By Kevin E. Noonan --
The potential effect of the Supreme Court's ruling in KSR Int'l Co.
v. Teleflex Inc. on practice before the U.S. Patent and Trademark Office has created
the most anxiety among patent applicants and their representatives at the
patent bar. This is because the opinion is replete with dicta that can be
interpreted (and, more importantly, misinterpreted) to both make it easier to
assert a prima facie obviousness determination and make it harder to overcome
such a
case. Thus, tea leaf-reading commentators and the blogosphere have
chattered for days about these effects, without of course any evidence as a
basis.
Today the Patent Office has provided a first look into
how it will react to KSR, in the form of a memo from Margaret A. Focarino,
Deputy Commissioner for Patent Operations. The memo has four main points:
1. The KSR opinion reasserts the primacy of four Graham v. John Deere Co. of Kansas City factors for determining obviousness;
2. The Court did not overturn the Federal Circuit's "teaching-suggestion-motivation" (TSM) test, which provides a "useful insight" in making an obviousness determination under Graham;
3. The Court did criticize application of the TSM test rigidly to require an explicit showing of teaching, suggestion or motivation to combine prior art references to achieve the claimed invention; and
4. Perhaps most importantly, the Court continued to require that a prima facie obviousness case requires an apparent reason why a person of ordinary skill in the art would combine the references, and that the analysis must be made explicit. (Boldface in original).

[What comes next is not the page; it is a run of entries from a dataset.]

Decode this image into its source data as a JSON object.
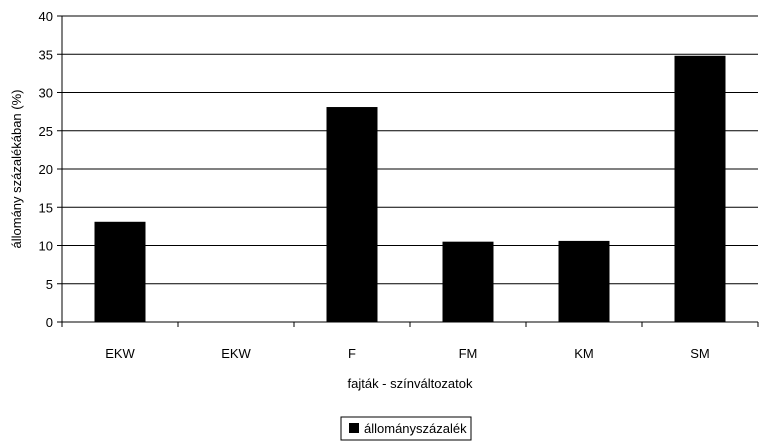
{
  "chart_data": {
    "type": "bar",
    "categories": [
      "EKW",
      "EKW",
      "F",
      "FM",
      "KM",
      "SM"
    ],
    "series": [
      {
        "name": "állományszázalék",
        "values": [
          13.1,
          0,
          28.1,
          10.5,
          10.6,
          34.8
        ],
        "color": "#000000"
      }
    ],
    "xlabel": "fajták - színváltozatok",
    "ylabel": "állomány százalékában (%)",
    "ylim": [
      0,
      40
    ],
    "yticks": [
      0,
      5,
      10,
      15,
      20,
      25,
      30,
      35,
      40
    ],
    "ytick_labels": [
      "0",
      "5",
      "10",
      "15",
      "20",
      "25",
      "30",
      "35",
      "40"
    ],
    "grid": "horizontal",
    "legend_position": "bottom"
  }
}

The memo ends with the exhortation that:
Therefore, in formulating a rejection under 35 U.S.C. 103(a) based upon a combination of prior art elements, it remains necessary to identify the reason why a person of ordinary skill in the art would have combined the prior art elements in the manner claimed. (Boldface in original).
Although it remains too early to tell how these guidelines will be implemented by individual Examiners, it is gratifying to see that Patent Office officials recognize the essentially conservative approach taken by the Supreme Court in its KSR opinion, and that the much-anticipated (and greatly-feared) upheaval in how obviousness is to be determined is not supported by the opinion.